Incidente all'oleodotto di Brandeburgo in Germania, fuoriusciti 200mila litri di petrolio e disastro naturale

Oltre 200mila litri di petrolio fuoriusciti da un oleodotto nello Stato di Brandeburgo in Germania. Il Ministero dell'Ambiente prepara un sopralluogo

Pubblicato: Aggiornato:

Un grave guasto a un oleodotto nello Stato di Brandeburgo, in Germania, ha determinato la fuoriuscita di almeno 200mila litri di petrolio greggio. L’olio è schizzato a decine di metri d’altezza dalla PCK-Raffinerie nei pressi di Gramzow, nella regione dell’Uckermark. Sul posto sono al lavoro più di 100 vigili del fuoco con unità speciali e mezzi pesanti: da valutare i possibili danni ambientali.

Disastro ambientale in Brandeburgo, Germania

Il vasto sversamento di petrolio ha colpito la zona di Zehnebeck, nei pressi di Gramzow, nella regione di Uckermark, in Germania (Brandeburgo).

In base a quanto ricostruito, un oleodotto appartenente a PCK-Raffinerie, che collega Rostock a Schwedt, ha ceduto durante lavori di manutenzione.

brandeburgo germania petrolio oleodottoiStock

L’incidente è avvenuto nei pressi di Gramzow, in Brandeburgo, Germania

La “fontana” di petrolio dall’oleodotto

L’incidente ha prodotto una fuoriuscita di greggio spettacolare quanto inquietante.
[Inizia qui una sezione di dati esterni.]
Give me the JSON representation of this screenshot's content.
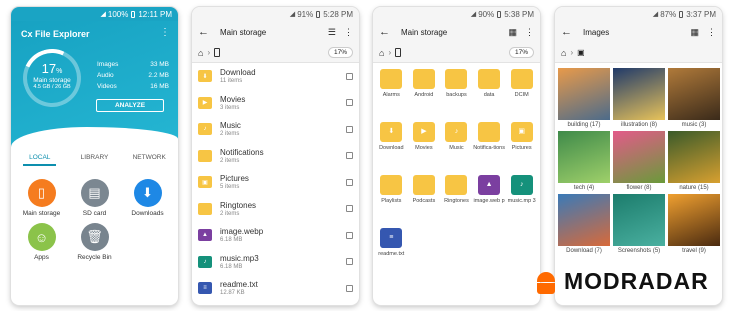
{
  "status": [
    {
      "battery": "100%",
      "time": "12:11 PM"
    },
    {
      "battery": "91%",
      "time": "5:28 PM"
    },
    {
      "battery": "90%",
      "time": "5:38 PM"
    },
    {
      "battery": "87%",
      "time": "3:37 PM"
    }
  ],
  "home": {
    "app_title": "Cx File Explorer",
    "percent": "17",
    "percent_sign": "%",
    "storage_label": "Main storage",
    "storage_size": "4.5 GB / 26 GB",
    "usage_progress": 0.17,
    "stats": [
      {
        "label": "Images",
        "value": "33 MB"
      },
      {
        "label": "Audio",
        "value": "2.2 MB"
      },
      {
        "label": "Videos",
        "value": "16 MB"
      }
    ],
    "analyze_label": "ANALYZE",
    "tabs": [
      "LOCAL",
      "LIBRARY",
      "NETWORK"
    ],
    "categories": [
      {
        "label": "Main storage",
        "color": "#f57c1f",
        "icon": "phone-icon"
      },
      {
        "label": "SD card",
        "color": "#7b8791",
        "icon": "sd-card-icon"
      },
      {
        "label": "Downloads",
        "color": "#1e88e5",
        "icon": "download-icon"
      },
      {
        "label": "Apps",
        "color": "#8bc34a",
        "icon": "android-icon"
      },
      {
        "label": "Recycle Bin",
        "color": "#78848e",
        "icon": "trash-icon"
      }
    ]
  },
  "list_view": {
    "title": "Main storage",
    "usage_chip": "17%",
    "items": [
      {
        "name": "Download",
        "sub": "11 items",
        "icon": "download-folder-icon"
      },
      {
        "name": "Movies",
        "sub": "3 items",
        "icon": "movies-folder-icon"
      },
      {
        "name": "Music",
        "sub": "2 items",
        "icon": "music-folder-icon"
      },
      {
        "name": "Notifications",
        "sub": "2 items",
        "icon": "folder-icon"
      },
      {
        "name": "Pictures",
        "sub": "5 items",
        "icon": "pictures-folder-icon"
      },
      {
        "name": "Ringtones",
        "sub": "2 items",
        "icon": "folder-icon"
      },
      {
        "name": "image.webp",
        "sub": "6.18 MB",
        "icon": "image-file-icon"
      },
      {
        "name": "music.mp3",
        "sub": "6.18 MB",
        "icon": "audio-file-icon"
      },
      {
        "name": "readme.txt",
        "sub": "12.87 KB",
        "icon": "text-file-icon"
      }
    ]
  },
  "grid_view": {
    "title": "Main storage",
    "usage_chip": "17%",
    "items": [
      {
        "name": "Alarms",
        "kind": "folder"
      },
      {
        "name": "Android",
        "kind": "folder"
      },
      {
        "name": "backups",
        "kind": "folder"
      },
      {
        "name": "data",
        "kind": "folder"
      },
      {
        "name": "DCIM",
        "kind": "folder"
      },
      {
        "name": "Download",
        "kind": "folder",
        "glyph": "⬇"
      },
      {
        "name": "Movies",
        "kind": "folder",
        "glyph": "▶"
      },
      {
        "name": "Music",
        "kind": "folder",
        "glyph": "♪"
      },
      {
        "name": "Notifica-tions",
        "kind": "folder"
      },
      {
        "name": "Pictures",
        "kind": "folder",
        "glyph": "▣"
      },
      {
        "name": "Playlists",
        "kind": "folder"
      },
      {
        "name": "Podcasts",
        "kind": "folder"
      },
      {
        "name": "Ringtones",
        "kind": "folder"
      },
      {
        "name": "image.web p",
        "kind": "image"
      },
      {
        "name": "music.mp 3",
        "kind": "audio"
      },
      {
        "name": "readme.txt",
        "kind": "text"
      }
    ]
  },
  "images_view": {
    "title": "Images",
    "items": [
      {
        "label": "building (17)",
        "colors": [
          "#e89a4a",
          "#4c6b8a"
        ]
      },
      {
        "label": "illustration (8)",
        "colors": [
          "#203a6a",
          "#e8c35a"
        ]
      },
      {
        "label": "music (3)",
        "colors": [
          "#b07a3a",
          "#3a2a1a"
        ]
      },
      {
        "label": "tech (4)",
        "colors": [
          "#3f8a4a",
          "#9fd06a"
        ]
      },
      {
        "label": "flower (8)",
        "colors": [
          "#e35a8a",
          "#6a9a3a"
        ]
      },
      {
        "label": "nature (15)",
        "colors": [
          "#3a5a2a",
          "#d8a030"
        ]
      },
      {
        "label": "Download (7)",
        "colors": [
          "#3a7ab8",
          "#d86a3a"
        ]
      },
      {
        "label": "Screenshots (5)",
        "colors": [
          "#1c7c6c",
          "#4ab0a0"
        ]
      },
      {
        "label": "travel (9)",
        "colors": [
          "#f0a030",
          "#4a2a10"
        ]
      }
    ]
  },
  "watermark": "MODRADAR"
}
Da una stazione di valvole e pompaggio, con una pressione stimata intorno ai 20 bar, si è generata una “fontana” di petrolio capace di raggiungere alcuni metri d’altezza.
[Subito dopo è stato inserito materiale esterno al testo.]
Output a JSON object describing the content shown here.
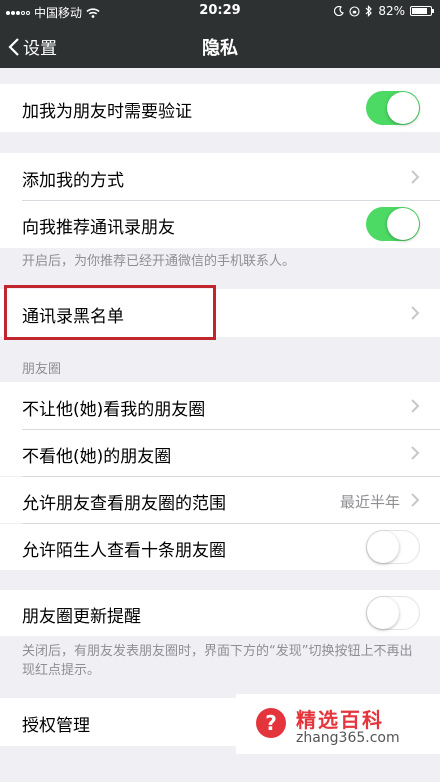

In base alle prime stime, effettuate dai vigili del fuoco tedeschi, il guasto ha riversato in ambiente almeno 200mila litri di petrolio.

Il forte getto avrebbe inoltre investito due lavoratori. Il contatto diretto con il petrolio non raffinato può provocare irritazioni oculari e lesioni serie agli organi interni: in situazioni estreme, tale esposizione rischia di portare alla morte.

L’intervento per gestire l’incidente

In tempi rapidi, sono intervenuti circa 100 vigili del fuoco, 25 dipendenti della raffineria e i tecnici specializzati nella gestione di sostanze pericolose, impiegando mezzi pesanti e automezzi aspiranti per contenere lo sversamento.

La prima fonte di preoccupazioni deriva dal fatto che il greggio ha raggiunto in breve tempo un terreno agricolo umido. Tuttavia, grazie alla pioggia, e al fatto che l’olio galleggia sull’acqua, le autorità ritengono, per il momento, improbabile una contaminazione profonda del suolo o delle falde.

Le risposte dell’azienda

La società PCK ha dichiarato che dietro l’accaduto non vi sarebbe alcuna “azione intenzionale”. L’incidente sarebbe avvenuto durante operazioni preliminari in vista di un test di sicurezza della tubazione.

Nel frattempo, il Ministero dell’Ambiente del Brandeburgo ha annunciato che la titolare Hanka Mittelstädt andrà in visita presso il sito giovedì 11 dicembre, per verificare di persona le proporzioni del danno e valutare gli interventi necessari.

Le operazioni di bonifica e recupero sono in corso, e proseguiranno nelle prossime ore. Nello specifico, sono entrati in funzione speciali automezzi aspiranti, i quali sono stati impiegati per rimuovere il petrolio dal terreno. Ad ogni modo, l’esatta entità dell’impatto ambientale su suolo, acqua e aria resta al momento da quantificare.